I don't blame them for doing this, Loader has taken too long and people are clamoring for something. The Loader spec has a weird history; it was close to being done in ES2015 but when it was ejected it sit for a long time without much work. Then around last summer it was heavily worked on and got pretty far. But now as it sits, no commits like the last 2 and a half months [3]
At this point I wouldn't be surprised to see Loader go away. It's probably too controversially and too big to ever get done. I imagine the web will just have the import type=module loader and Node will do it's own this. This is going to make writing portable JavaScript as annoying going forward as it's always been.
[2] https://html.spec.whatwg.org/multipage/webappapis.html#modul...
This means that modules will either still have to be compiled with something like browserify that resolves modules names into URLs ahead of time (a solution I don't particularly like), or modules will just have to use URLs to import other modules, leading to a convention of assuming that modules are all siblings so that you import like this:
import * as jquery from '../jquery/jquery.js';
Despite the extra verbosity, I prefer this since it requires that modules are flat and de-duplicated and doesn't require any resolution step at all. import * as jquery from '/js/jquery/jquery.js';
or maybe better, set up your server-side rewrite rules so that instead of that you do import * as jquery from '/js/jquery';In python there's a library called "sh" and it has a novelty interface:
from sh import ls, pwd, my_unique_command
print ls('/dir')
...
I wondered (not enough to check right enough) if something similar could be done in JS. Although due to the async nature of such a call, it might not end up looking so familiar with JS in practice i guess.[1] https://bugs.chromium.org/p/v8/issues/detail?id=1569
Since when does FF not matter anymore?
FF48 and Edge 14 don't do so badly either.

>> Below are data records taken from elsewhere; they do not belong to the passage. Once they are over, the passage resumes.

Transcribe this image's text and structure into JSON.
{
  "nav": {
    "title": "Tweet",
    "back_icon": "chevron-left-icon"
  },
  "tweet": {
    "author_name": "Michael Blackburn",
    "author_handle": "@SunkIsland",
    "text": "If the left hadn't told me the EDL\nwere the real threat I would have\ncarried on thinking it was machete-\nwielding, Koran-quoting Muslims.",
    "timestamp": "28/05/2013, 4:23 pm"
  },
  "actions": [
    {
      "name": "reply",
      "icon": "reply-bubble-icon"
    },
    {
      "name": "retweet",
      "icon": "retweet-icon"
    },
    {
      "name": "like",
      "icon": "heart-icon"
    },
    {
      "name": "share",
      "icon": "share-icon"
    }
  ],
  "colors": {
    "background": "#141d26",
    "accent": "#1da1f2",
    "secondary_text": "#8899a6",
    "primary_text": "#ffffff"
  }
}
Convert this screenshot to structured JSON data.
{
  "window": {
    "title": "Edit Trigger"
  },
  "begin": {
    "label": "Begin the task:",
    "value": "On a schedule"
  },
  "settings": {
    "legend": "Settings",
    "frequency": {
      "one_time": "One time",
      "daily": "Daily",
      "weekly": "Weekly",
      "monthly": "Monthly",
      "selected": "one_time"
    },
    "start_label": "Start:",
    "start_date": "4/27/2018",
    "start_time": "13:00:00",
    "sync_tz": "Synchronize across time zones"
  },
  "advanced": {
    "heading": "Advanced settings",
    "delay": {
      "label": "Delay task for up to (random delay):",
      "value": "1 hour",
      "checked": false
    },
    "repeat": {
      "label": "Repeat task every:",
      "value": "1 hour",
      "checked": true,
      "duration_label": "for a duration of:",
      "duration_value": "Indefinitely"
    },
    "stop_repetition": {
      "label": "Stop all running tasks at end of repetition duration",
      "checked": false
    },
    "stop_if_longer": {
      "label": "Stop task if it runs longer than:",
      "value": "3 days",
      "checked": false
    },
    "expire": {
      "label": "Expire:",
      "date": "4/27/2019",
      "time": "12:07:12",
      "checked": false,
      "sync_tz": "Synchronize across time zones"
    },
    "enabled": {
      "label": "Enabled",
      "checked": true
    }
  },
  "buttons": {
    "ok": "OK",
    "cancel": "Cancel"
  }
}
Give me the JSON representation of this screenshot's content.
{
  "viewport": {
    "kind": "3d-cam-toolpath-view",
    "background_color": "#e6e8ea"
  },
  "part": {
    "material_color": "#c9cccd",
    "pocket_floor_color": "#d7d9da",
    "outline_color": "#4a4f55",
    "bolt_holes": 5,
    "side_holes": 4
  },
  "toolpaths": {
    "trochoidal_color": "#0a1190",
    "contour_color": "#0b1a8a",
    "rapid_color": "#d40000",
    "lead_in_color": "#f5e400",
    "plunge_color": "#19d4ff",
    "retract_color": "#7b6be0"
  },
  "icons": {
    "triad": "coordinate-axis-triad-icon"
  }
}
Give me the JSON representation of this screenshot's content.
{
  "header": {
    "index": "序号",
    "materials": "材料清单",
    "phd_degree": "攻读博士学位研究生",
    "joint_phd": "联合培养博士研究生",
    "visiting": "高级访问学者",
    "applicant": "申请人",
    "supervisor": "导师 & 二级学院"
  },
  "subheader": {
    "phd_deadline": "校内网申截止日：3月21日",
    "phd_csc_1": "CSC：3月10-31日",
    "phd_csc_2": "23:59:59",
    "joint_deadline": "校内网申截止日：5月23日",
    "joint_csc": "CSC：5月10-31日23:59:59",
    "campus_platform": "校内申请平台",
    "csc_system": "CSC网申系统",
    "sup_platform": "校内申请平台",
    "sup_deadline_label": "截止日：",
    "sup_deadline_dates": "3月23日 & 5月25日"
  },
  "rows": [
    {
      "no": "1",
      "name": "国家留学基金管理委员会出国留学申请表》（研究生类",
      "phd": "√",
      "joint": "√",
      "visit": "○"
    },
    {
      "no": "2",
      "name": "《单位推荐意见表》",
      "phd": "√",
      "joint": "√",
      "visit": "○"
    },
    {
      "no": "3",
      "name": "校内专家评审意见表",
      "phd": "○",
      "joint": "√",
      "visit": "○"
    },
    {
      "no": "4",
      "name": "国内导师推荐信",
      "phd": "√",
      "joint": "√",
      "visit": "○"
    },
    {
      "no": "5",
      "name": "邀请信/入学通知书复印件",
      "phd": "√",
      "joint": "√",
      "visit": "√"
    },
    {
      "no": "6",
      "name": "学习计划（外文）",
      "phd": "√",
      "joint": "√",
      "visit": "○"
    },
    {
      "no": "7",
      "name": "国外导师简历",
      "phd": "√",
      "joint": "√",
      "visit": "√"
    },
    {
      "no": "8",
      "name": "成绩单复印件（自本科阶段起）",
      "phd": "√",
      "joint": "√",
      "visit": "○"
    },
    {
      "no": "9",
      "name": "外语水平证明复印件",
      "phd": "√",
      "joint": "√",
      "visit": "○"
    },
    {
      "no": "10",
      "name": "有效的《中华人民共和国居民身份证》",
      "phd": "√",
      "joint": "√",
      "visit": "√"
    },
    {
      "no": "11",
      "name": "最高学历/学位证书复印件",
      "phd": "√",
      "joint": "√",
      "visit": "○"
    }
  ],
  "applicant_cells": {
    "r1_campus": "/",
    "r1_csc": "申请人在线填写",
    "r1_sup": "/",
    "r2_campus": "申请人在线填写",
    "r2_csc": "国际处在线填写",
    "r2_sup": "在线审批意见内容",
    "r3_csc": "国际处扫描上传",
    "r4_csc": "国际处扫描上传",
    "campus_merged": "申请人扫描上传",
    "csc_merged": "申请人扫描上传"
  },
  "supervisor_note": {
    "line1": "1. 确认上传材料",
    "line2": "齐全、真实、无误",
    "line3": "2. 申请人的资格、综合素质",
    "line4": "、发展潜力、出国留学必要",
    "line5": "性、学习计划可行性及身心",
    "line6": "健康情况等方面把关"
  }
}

If you drill down into their missing test cases, it's largely features that few people care about.
In practice, browsers usually try to not do that sort of thing, of course. But note the double-caveat there. ;)
I wish I could afford to ignore Internet Explorer... if Microsoft leaves Windows 7 to rot with IE 11, corporate users are going to keep holding back the web for a few more years.
Support is going to roll out in 3 steps:
1. A system that converts <script type=module> to HTML imports so that loading and ordering is consistent across JS and HTML imports. The converter will run in `polytool build` (polytool is the Polymer CLI in development) and in `polytool serve` (the dev server).
2a. Chrome's implementation of <script type=module> will work correctly with HTML imports, so that HTML imports wait on any JS modules and their transitive dependencies before signaling ready.
2b. The HTML imports polyfill will wait for JS modules to load (this might require no work).
3. HTML imports itself is being re-imagined as a layer on top of the JS module loader, so that HTML is just a different file type that can be loaded and participate in the dependency graph. This idea of "HTML Modules" has positive feedback from other browser vendors so far.
Do we really want to add more ways ? Complexity is an enemy of security, it will add more confusion. Maybe we should first disable/remove ways to load and execute JavaScript.
We should also think, if what really need is a client solution or a better tool/system to transform scripts, in a script server side.
Why, what should be clearly answered before thinking in terms of how.
Sometimes having the bigger picture in your head helps.
Like JSLint or "use strict"; didn't remove JavaScript possibilities, it encouraged us to not write insane JavaScript.
They should consider making a document that lists all possibilities to organize code in modules and explain why some are betters than others, then in the same document explain the benefit for new syntax.